Ган Митус, муж невеликого роста, но дородный, с хитроватым прищуром заплывших жиром глаз, тяжело отдувался после обильной пищи и немалой толики вина, принятой за пиршественным столом. Сам ган Горазд, уступив место во главе стола Митусу, скромно сидел одесную Битюсова ближника. Ошуюю расположился Ицхак Жучин, человек молодой, приятной наружности, улыбчивый и доброжелательный в отношении не только ганов, но и простых мечников. Ган Горазд, хоть и не был близко знаком с Жучином, но немало был о нем наслышан, а потому его улыбкам не верил.
Князя Будимира по младости лет за стол сажать не стали, но гостям показали. Ган Митус облобызал ребенка жирными губами, а Ицхак подарил ему зверя, вырезанного из камня. Дружина же малого князя была допущена к столу вперемешку с хазарами Митуса и Горазда.

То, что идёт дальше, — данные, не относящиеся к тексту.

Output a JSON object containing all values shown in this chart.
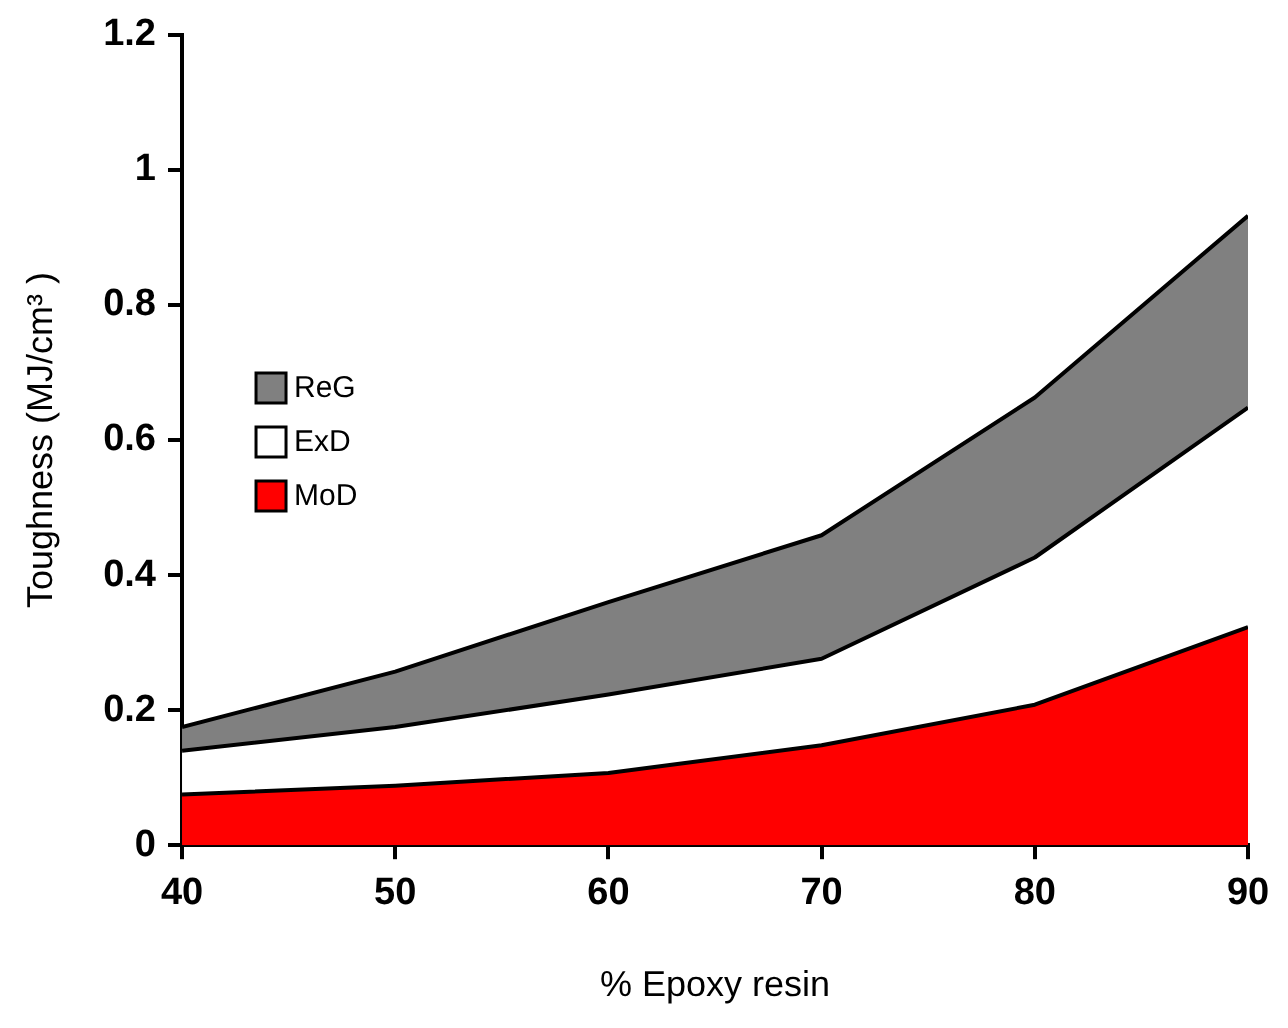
{
  "chart_data": {
    "type": "area",
    "stacked": true,
    "xlabel": "% Epoxy resin",
    "ylabel": "Toughness (MJ/cm³ )",
    "x": [
      40,
      50,
      60,
      70,
      80,
      90
    ],
    "xlim": [
      40,
      90
    ],
    "xticks": [
      40,
      50,
      60,
      70,
      80,
      90
    ],
    "ylim": [
      0,
      1.2
    ],
    "yticks": [
      0,
      0.2,
      0.4,
      0.6,
      0.8,
      1,
      1.2
    ],
    "grid": false,
    "legend": "left",
    "marker": "none",
    "series": [
      {
        "name": "MoD",
        "color": "#ff0000",
        "values": [
          0.075,
          0.088,
          0.107,
          0.148,
          0.208,
          0.323
        ]
      },
      {
        "name": "ExD",
        "color": "#ffffff",
        "values": [
          0.065,
          0.087,
          0.116,
          0.128,
          0.218,
          0.325
        ]
      },
      {
        "name": "ReG",
        "color": "#808080",
        "values": [
          0.035,
          0.082,
          0.137,
          0.183,
          0.237,
          0.284
        ]
      }
    ]
  }
}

Ган Митус, насытив утробу, высказал немало лестных слов в сторону как Будимировых мечников, так и Гораздовых хазар, а также выразил глубочайшее сожаление по поводу безвременной кончины князя Твердислава, чем свел на нет все предыдущие похвалы. Ибо сидевшие за столом мечники и хазары не могли не чувствовать своей вины за случившееся. Сила, конечно, на детинец навалилась немалая, и застала она его защитников врасплох, но ведь и сопротивления никто не оказал. В словах Митуса, вроде бы хвалебных, многим почудилась насмешка. Во всяком случае, ган Горазд воспринял слова гостя именно так и затаил обиду. Словом, пир не задался. Мечники, привыкшие к простым шуткам Твердислава, двусмысленные речи гана Митуса воспринимали с трудом, а потому помалкивали, налегая на вино и брагу. Сильно пьяных за столом не было: и Будимировы мечники, и Гораздовы хазары чувствовали себя за столом как в гостях, правда, неясно, у какого хозяина.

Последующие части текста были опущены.